Commenting on stablecoins’ utility, Rep. Jin Seong-jun of the Democratic Party of Korea stated:
“Recently, stablecoins have been widely used as a means of payment in the real economy, and the possibility of being abused for foreign exchange crimes, such as exchange, is increasing.”
Overall, crypto is rapidly going mainstream, implying that more South Koreans will continue to adopt it. In response, regulators are tightening rules, which will make digital assets safe for citizens.
According to Yonhap News, South Korean virtual asset service providers filed 36,684 suspicious transaction reports (STRs) from January to August 2025 — surpassing the combined total of the previous two years (35,734). The Korea Customs Service reports that from 2021 to August…
— Wu Blockchain (@WuBlockchain) September 22, 2025
South Korea Reports Increasing Suspicious Transactions Despite Strong Regulatory Efforts
On September 11, Crypto2Community reported that South Korea will be lifting a seven-year restriction enabling digital asset companies to secure access to financing, tax incentives, and venture capital certification.
In related news, South Korea’s Financial Services Commission (FSC) updated its crypto lending rules, noting that interest rates for such activities are now capped at 20% every year. This will reduce the higher borrowing interest rate for retail borrowers while prohibiting leveraged crypto loans. Under the updated rules, borrowers will no longer receive digital assets worth more than their collateral, replacing previous regulations that allowed borrowing up to four times the collateral valuation.

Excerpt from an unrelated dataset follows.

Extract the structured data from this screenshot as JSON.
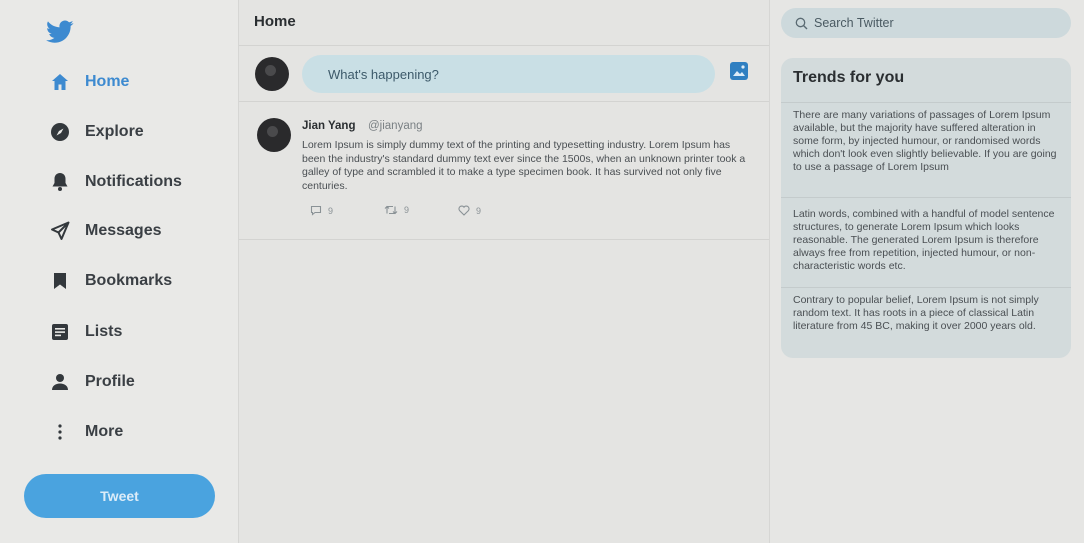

Meanwhile, earlier this month, South Korea’s Ministry of Economy and Finance mandated the reporting of crypto transaction information. This rule targeted offshore crypto users using South Korean platforms and Korean citizens patronizing foreign exchanges. The compulsory reporting implies that Korean tax authorities will no longer scrutinise holdings of citizens with at least 500 million won worth of digital assets. The scrutiny has now been extended to every transaction regardless of the value.
A South Korean Ministry of Economy and Finance official stated:
“The intention is to prepare detailed regulations for the implementation of the virtual asset information exchange agreement.”